Von Horst von Buttlar

30.04.2011

Einst strotzten die USA vor Kraft. Doch der optimistische Grundton ist einem ängstlichen Knirschen gewichen, das man als Deutscher nur allzu gut kennt. Anzeige

Auf den ersten Blick: alles gut, alles wie immer. Noch immer ist alles viel zu groß, die Kühlschränke, die Fernseher, die Chipstüten, noch immer ist jedes Glas viel zu voll mit Eiswürfeln. Die Geländewagen haben das Ausmaß eines kleinen Reihenhauses, um das Soßenregal im Supermarkt abzuschreiten, plane ich einen Tagesmarsch ein.

Noch immer diese herrlichen Erzählungen: “And he was like: Hello? And I was like: Oh my God! And he was like: Yeah, right.”

Noch immer dieses Fernsehen, bei dem man nicht weiß, ob gerade Werbung läuft oder Nachrichten. Der öffentliche Nahverkehr: immer noch schlecht. Die neuen Staffeln von welcher Serie auch immer: grandios.

Natürlich hat sich auch vieles verändert: Auf den Toiletten in den Restaurants hängen jetzt Schilder, dass sich Angestellte “mindestens 20 Sekunden” die Hände waschen müssen, bevor sie zurück an die Arbeit gehen. Ein Teil des Plastikgeschirrs wird recycelt. Auf einem Cookie stehen jetzt die Kalorien.

Doch wenn ich genauer hinhöre in diesem Land, in dem ich seit Januar lebe, erkenne ich dieses Geräusch, mit dem ich in Deutschland aufgewachsen bin: Knirschen. Knirschen als Grundton der öffentlichen Debatte. Selbstzweifel, Angst, ewige Selbstbeschäftigung mit dem Abstieg. Untergang, überall.

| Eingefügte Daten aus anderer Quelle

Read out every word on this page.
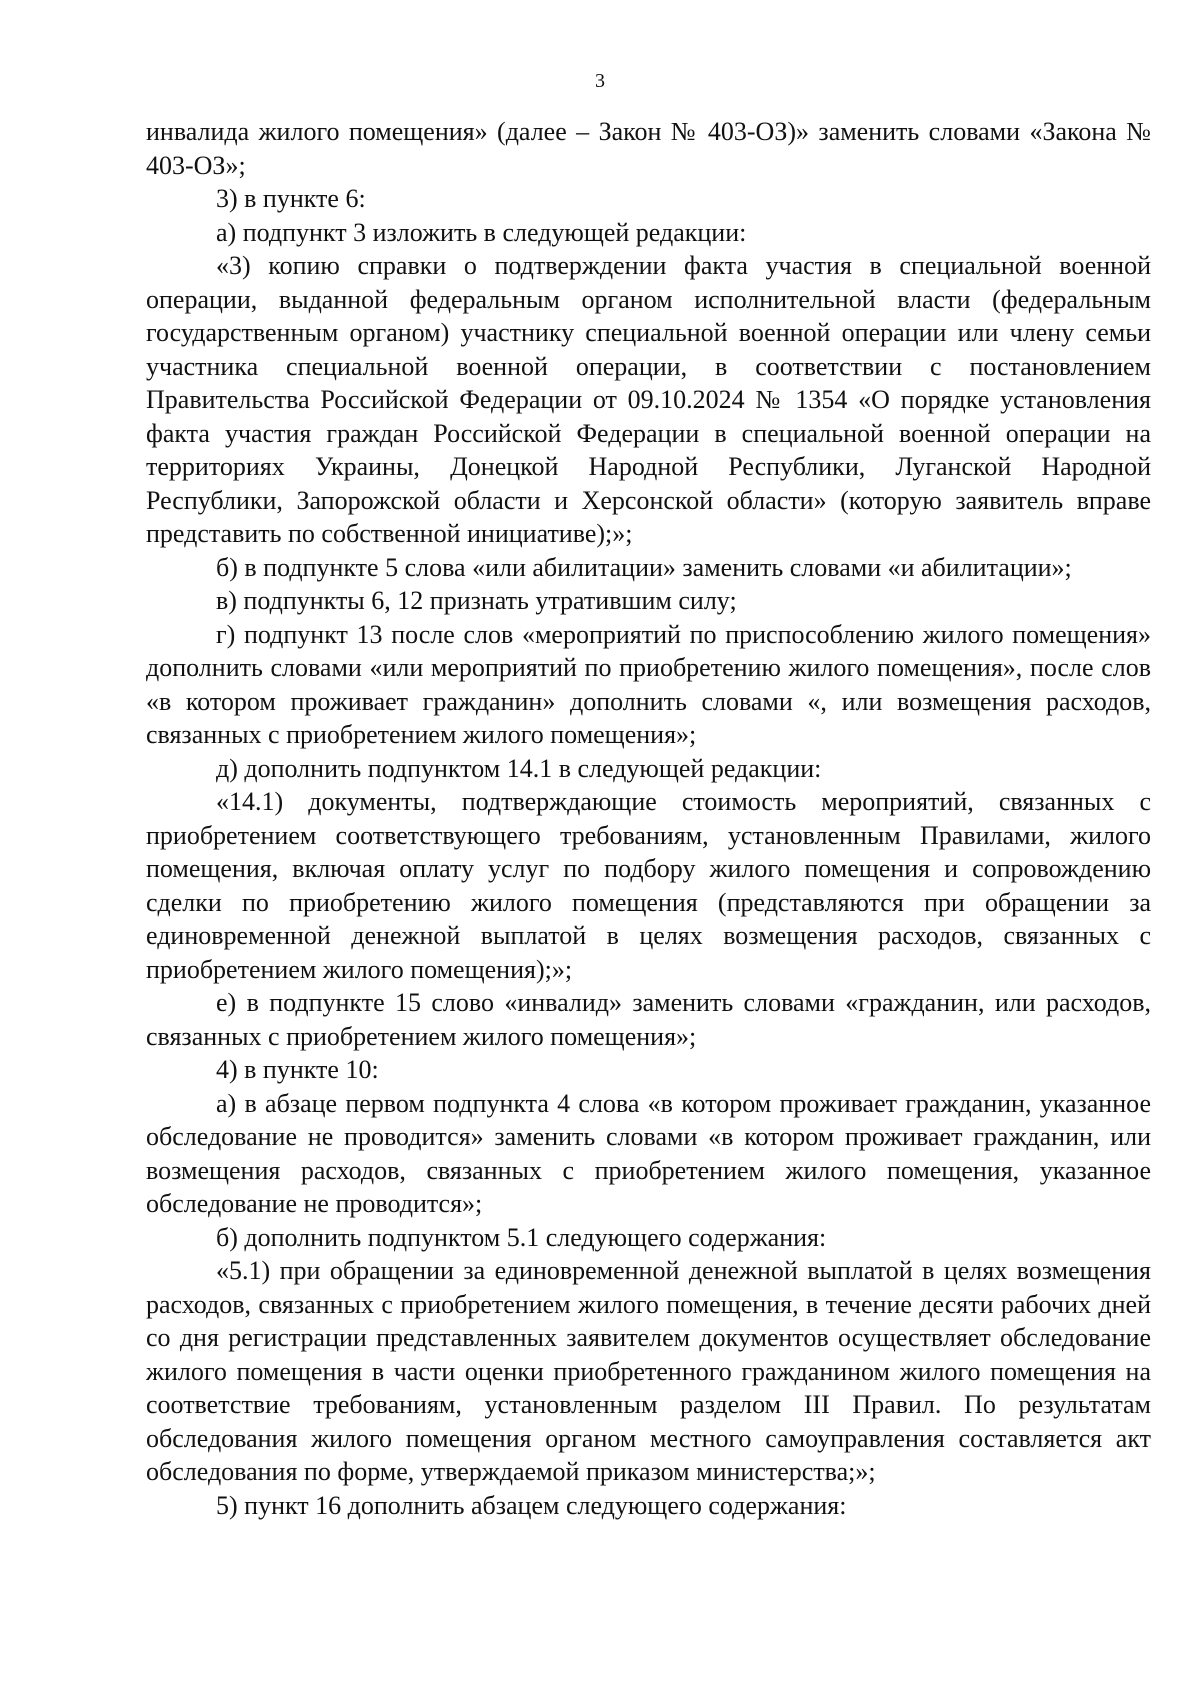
3

инвалида жилого помещения» (далее – Закон № 403-ОЗ)» заменить словами «Закона № 403-ОЗ»;

3) в пункте 6:

а) подпункт 3 изложить в следующей редакции:

«3) копию справки о подтверждении факта участия в специальной военной операции, выданной федеральным органом исполнительной власти (федеральным государственным органом) участнику специальной военной операции или члену семьи участника специальной военной операции, в соответствии с постановлением Правительства Российской Федерации от 09.10.2024 № 1354 «О порядке установления факта участия граждан Российской Федерации в специальной военной операции на территориях Украины, Донецкой Народной Республики, Луганской Народной Республики, Запорожской области и Херсонской области» (которую заявитель вправе представить по собственной инициативе);»;

б) в подпункте 5 слова «или абилитации» заменить словами «и абилитации»;

в) подпункты 6, 12 признать утратившим силу;

г) подпункт 13 после слов «мероприятий по приспособлению жилого помещения» дополнить словами «или мероприятий по приобретению жилого помещения», после слов «в котором проживает гражданин» дополнить словами «, или возмещения расходов, связанных с приобретением жилого помещения»;

д) дополнить подпунктом 14.1 в следующей редакции:

«14.1) документы, подтверждающие стоимость мероприятий, связанных с приобретением соответствующего требованиям, установленным Правилами, жилого помещения, включая оплату услуг по подбору жилого помещения и сопровождению сделки по приобретению жилого помещения (представляются при обращении за единовременной денежной выплатой в целях возмещения расходов, связанных с приобретением жилого помещения);»;

е) в подпункте 15 слово «инвалид» заменить словами «гражданин, или расходов, связанных с приобретением жилого помещения»;

4) в пункте 10:

а) в абзаце первом подпункта 4 слова «в котором проживает гражданин, указанное обследование не проводится» заменить словами «в котором проживает гражданин, или возмещения расходов, связанных с приобретением жилого помещения, указанное обследование не проводится»;

б) дополнить подпунктом 5.1 следующего содержания:

«5.1) при обращении за единовременной денежной выплатой в целях возмещения расходов, связанных с приобретением жилого помещения, в течение десяти рабочих дней со дня регистрации представленных заявителем документов осуществляет обследование жилого помещения в части оценки приобретенного гражданином жилого помещения на соответствие требованиям, установленным разделом III Правил. По результатам обследования жилого помещения органом местного самоуправления составляется акт обследования по форме, утверждаемой приказом министерства;»;

5) пункт 16 дополнить абзацем следующего содержания:
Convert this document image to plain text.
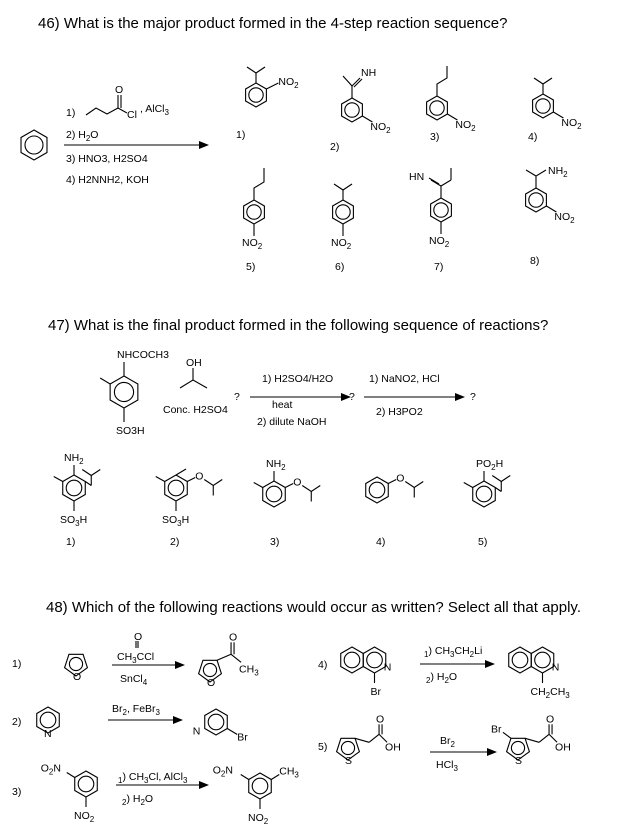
46) What is the major product formed in the 4-step reaction sequence?
O
1)	Cl , AlCl$_3$
2) $H_2O$
3) HNO3, H2SO4
4) H2NNH2, KOH
$NO_2$
1)
NH
$NO_2$
2)
$NO_2$
3)
$NO_2$
4)
$NO_2$
5)
$NO_2$
6)
HN
$NO_2$
7)
$NH_2$
$NO_2$
8)
47) What is the final product formed in the following sequence of reactions?
NHCOCH3
SO3H
OH
Conc. H2SO4
?
1) H2SO4/H2O
heat
2) dilute NaOH
?
1) NaNO2, HCl
2) H3PO2
?
$NH_2$
$SO_3H$
1)
O
$SO_3H$
2)
$NH_2$
O
3)
O
4)
$PO_2H$
5)
48) Which of the following reactions would occur as written? Select all that apply.
1)
2)
3)
4)
5)
O
O
$CH_3CCl$
SnCl$_4$	O
O
$CH_3$
N
$Br_2$, FeBr$_3$
N	Br
$O_2N$
$NO_2$
$_1$) $CH_3Cl$, AlCl$_3$
$_2$) $H_2O$
$O_2N$	$CH_3$
$NO_2$
N
Br
$_1$) $CH_3CH_2Li$
$_2$) $H_2O$
N
$CH_2CH_3$
S
O
OH
$Br_2$
HCl$_3$
S
Br
O
OH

Als ich 1995 für ein Jahr in den USA studierte, war die Kraft des Landes unermesslich. Die Sowjets waren verschwunden, die Inflation war niedrig, es gab Jobs, Jobs, Jobs, bald sogar Haushaltsüberschüsse, mehrere Jahre hintereinander. Alan Greenspan und Bill Clinton schienen den Heiligen Gral der Wirtschaft gefunden zu haben.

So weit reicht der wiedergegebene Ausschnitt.